Boiling down to this review, this is where we split cinephiles in half. People who like quality films on one side, and people who enjoy absolute pure shit, in an unclean way. If you are in the second category, i can already assume you love films like Violent Shit. Tard Spasm is this self appointed "Rare" and "underground" recording of a really bad band called Gobstopper playing at a home for retards (Children's Haven in Florida.)

Excuse my brash nature towards physical and mental handicaps, but after watching this, i wasn't sure who the real people with deficiencies were, the people who enjoy this, or the cast. An hour and a half film of pure retardation. You will have to excuse the puns or get used to them. The fact that this film exploits handicaps doesn't even bother me.
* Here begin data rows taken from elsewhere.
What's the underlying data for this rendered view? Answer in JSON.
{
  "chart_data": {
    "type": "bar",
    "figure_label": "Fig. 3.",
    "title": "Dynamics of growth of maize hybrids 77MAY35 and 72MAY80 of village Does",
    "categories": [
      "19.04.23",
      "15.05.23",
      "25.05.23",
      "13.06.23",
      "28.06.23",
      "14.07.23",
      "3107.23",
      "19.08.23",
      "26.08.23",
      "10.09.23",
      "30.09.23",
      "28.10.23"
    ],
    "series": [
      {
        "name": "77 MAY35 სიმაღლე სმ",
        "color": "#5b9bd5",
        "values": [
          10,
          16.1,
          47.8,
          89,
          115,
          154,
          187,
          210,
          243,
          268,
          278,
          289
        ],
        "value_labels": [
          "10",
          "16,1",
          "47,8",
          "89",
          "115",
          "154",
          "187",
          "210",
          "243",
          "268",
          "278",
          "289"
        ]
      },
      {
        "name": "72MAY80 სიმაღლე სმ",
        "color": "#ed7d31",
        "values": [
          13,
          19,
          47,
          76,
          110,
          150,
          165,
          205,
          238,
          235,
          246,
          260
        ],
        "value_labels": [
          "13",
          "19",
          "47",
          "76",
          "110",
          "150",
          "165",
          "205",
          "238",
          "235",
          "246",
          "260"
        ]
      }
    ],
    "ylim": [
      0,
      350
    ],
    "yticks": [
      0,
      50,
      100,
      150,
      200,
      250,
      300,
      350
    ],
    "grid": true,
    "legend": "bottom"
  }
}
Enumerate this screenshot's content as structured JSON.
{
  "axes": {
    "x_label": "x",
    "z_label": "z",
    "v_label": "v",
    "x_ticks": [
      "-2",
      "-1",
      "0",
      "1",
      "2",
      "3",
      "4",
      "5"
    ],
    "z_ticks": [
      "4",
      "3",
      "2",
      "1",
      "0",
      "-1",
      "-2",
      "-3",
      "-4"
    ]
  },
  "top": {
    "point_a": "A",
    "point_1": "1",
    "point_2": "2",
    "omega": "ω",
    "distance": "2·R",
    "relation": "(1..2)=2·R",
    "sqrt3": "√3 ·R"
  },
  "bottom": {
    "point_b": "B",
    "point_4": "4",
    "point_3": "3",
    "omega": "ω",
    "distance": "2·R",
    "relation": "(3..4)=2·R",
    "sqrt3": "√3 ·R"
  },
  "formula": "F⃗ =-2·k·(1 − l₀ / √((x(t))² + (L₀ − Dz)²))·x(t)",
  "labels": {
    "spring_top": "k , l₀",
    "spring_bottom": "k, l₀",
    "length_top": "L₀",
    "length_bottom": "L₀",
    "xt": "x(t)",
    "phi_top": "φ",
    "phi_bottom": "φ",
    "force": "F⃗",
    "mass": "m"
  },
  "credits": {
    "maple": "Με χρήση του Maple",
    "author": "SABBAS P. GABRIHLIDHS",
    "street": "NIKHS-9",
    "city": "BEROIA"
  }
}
They tried doing that in the horrible buddy comedy The Ringer but it turned out as stale as an episode of The Golden Girls.

The simple fact that the copy has the audacity to try and back up the "over an hour" running time with thirty extra minutes of shock footage (R. Budd Dwyer, suicides, and faux murders) is beyond me. They claim it is the ultimate party DVD but we all know this is a lie. I'd have more fun presenting the special features of Schindler's List to a room of friends. In all honesty, you might laugh here and there, a chuckle, maybe two, but it is nothing special in any way. In fact, if you want quality entertainment with more artistic credibility in the opening credits than the entire feature of Tard Spasm, go watch Crispin Hellion Glover's What is it?

If you like extremely shitty rock music and watching the modern age cast of Browning's Freaks bumping about on a dance floor, then be my guess, but if you tell me that you actually like this film, I will call you a retard. Bottom line, Tard Spasm is entertainment for retards.



Anonymous said...

tard gasm

Anonymous said...

I need a copy of this. Where can I get it?!?!

By the way, awesome blog. You know your shit

Chim Chim the VideoMonkey said...

Hey! I was the retard that designed that cover in the pic up there...
The DVD copy that goes with it isn't padded with any extra shock footage...maybe your copy is the VHS one released by the now defunct Blackest Heart Media (they used to add a kid getting hit by a train to the beginning of their movies) or else someone just added that stuff on to fill the tape up for a trade.


is about the only place you can still get it outside of 'Video Trading' for it.

It's a DVD copy transfered from a VHS and like I said has no 'shock footage' added...

We used to watch this every Christmas party back in the day and had drinking games to go with it...you were considered officially drunk when you would seriously consider tossing a shot into that girl in the yellow dress.